Questa novità si inserisce nella riorganizzazione dei servizi odontoiatrici pubblici approvata dalla giunta regionale quattro mesi fa. Si tratta di un servizio aggiuntivo, che si affianca ai circa ottanta centri già operativi dal lunedì al sabato in tutta la regione, inclusi oltre sessanta centri di primo livello e una ventina di centri di secondo e terzo livello, principalmente dedicati all’assistenza ospedaliera, accessibili senza prescrizione medica.

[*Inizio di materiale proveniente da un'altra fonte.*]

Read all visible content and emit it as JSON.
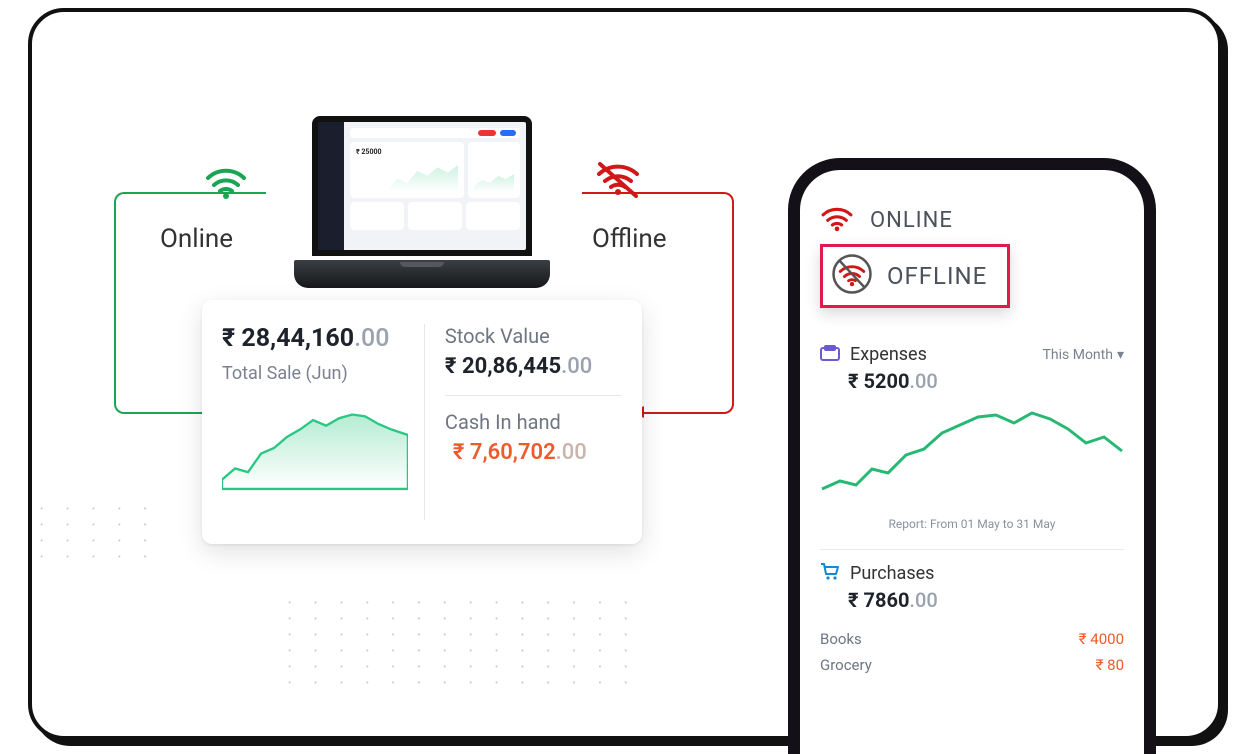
{
  "colors": {
    "green": "#1aa553",
    "red": "#d01818",
    "accent_red": "#e11a4b",
    "orange": "#ef5a2b",
    "spark": "#2ac782"
  },
  "top": {
    "online_label": "Online",
    "offline_label": "Offline",
    "laptop_amount": "₹ 25000"
  },
  "stats_card": {
    "total_sale": {
      "currency": "₹",
      "value": "28,44,160",
      "decimals": ".00",
      "label": "Total Sale (Jun)"
    },
    "stock_value": {
      "label": "Stock Value",
      "currency": "₹",
      "value": "20,86,445",
      "decimals": ".00"
    },
    "cash_in_hand": {
      "label": "Cash In hand",
      "currency": "₹",
      "value": "7,60,702",
      "decimals": ".00"
    }
  },
  "phone": {
    "online_label": "ONLINE",
    "offline_label": "OFFLINE",
    "expenses": {
      "title": "Expenses",
      "range": "This Month",
      "currency": "₹",
      "value": "5200",
      "decimals": ".00",
      "report_note": "Report: From 01 May to 31 May"
    },
    "purchases": {
      "title": "Purchases",
      "currency": "₹",
      "value": "7860",
      "decimals": ".00",
      "items": [
        {
          "name": "Books",
          "amount": "₹ 4000"
        },
        {
          "name": "Grocery",
          "amount": "₹ 80"
        }
      ]
    }
  },
  "chart_data": [
    {
      "type": "area",
      "title": "Total Sale (Jun) sparkline",
      "x": [
        0,
        1,
        2,
        3,
        4,
        5,
        6,
        7,
        8,
        9,
        10,
        11,
        12,
        13
      ],
      "values": [
        8,
        14,
        12,
        24,
        30,
        38,
        44,
        52,
        48,
        54,
        58,
        56,
        50,
        46
      ],
      "ylim": [
        0,
        60
      ]
    },
    {
      "type": "line",
      "title": "Expenses (May) sparkline",
      "x": [
        0,
        1,
        2,
        3,
        4,
        5,
        6,
        7,
        8,
        9,
        10,
        11,
        12,
        13,
        14,
        15
      ],
      "values": [
        12,
        16,
        14,
        22,
        20,
        30,
        34,
        44,
        50,
        56,
        58,
        54,
        60,
        56,
        48,
        42
      ],
      "ylim": [
        0,
        70
      ]
    }
  ]
}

Come stabilito dalla delibera, verrà data priorità ai pazienti in attesa di trapianto e a coloro che sono in stato di grave immunodeficienza post-trapianto, a chi soffre di cardiopatie congenite cianogene, ai pazienti oncologici o con patologie ematologiche in trattamento radioterapico o chemioterapico, e a chi presenta emofilia grave o gravi patologie dell’emocoagulazione, siano esse congenite, acquisite o iatrogene. La delibera toscana prevede inoltre altri casi prioritari: persone con immunodeficienza primaria o secondaria, gravi deficit fisici e sensoriali, cirrosi, malattie autoimmuni gravi, melanoma, leucemie o linfomi, e pazienti oncologici in terapia con bifosfonati o “denosumab”.

Questi pazienti prioritari, così come i cittadini con un ISEE annuo fino a ottomila euro, sono esenti dal pagamento delle cure odontoiatriche.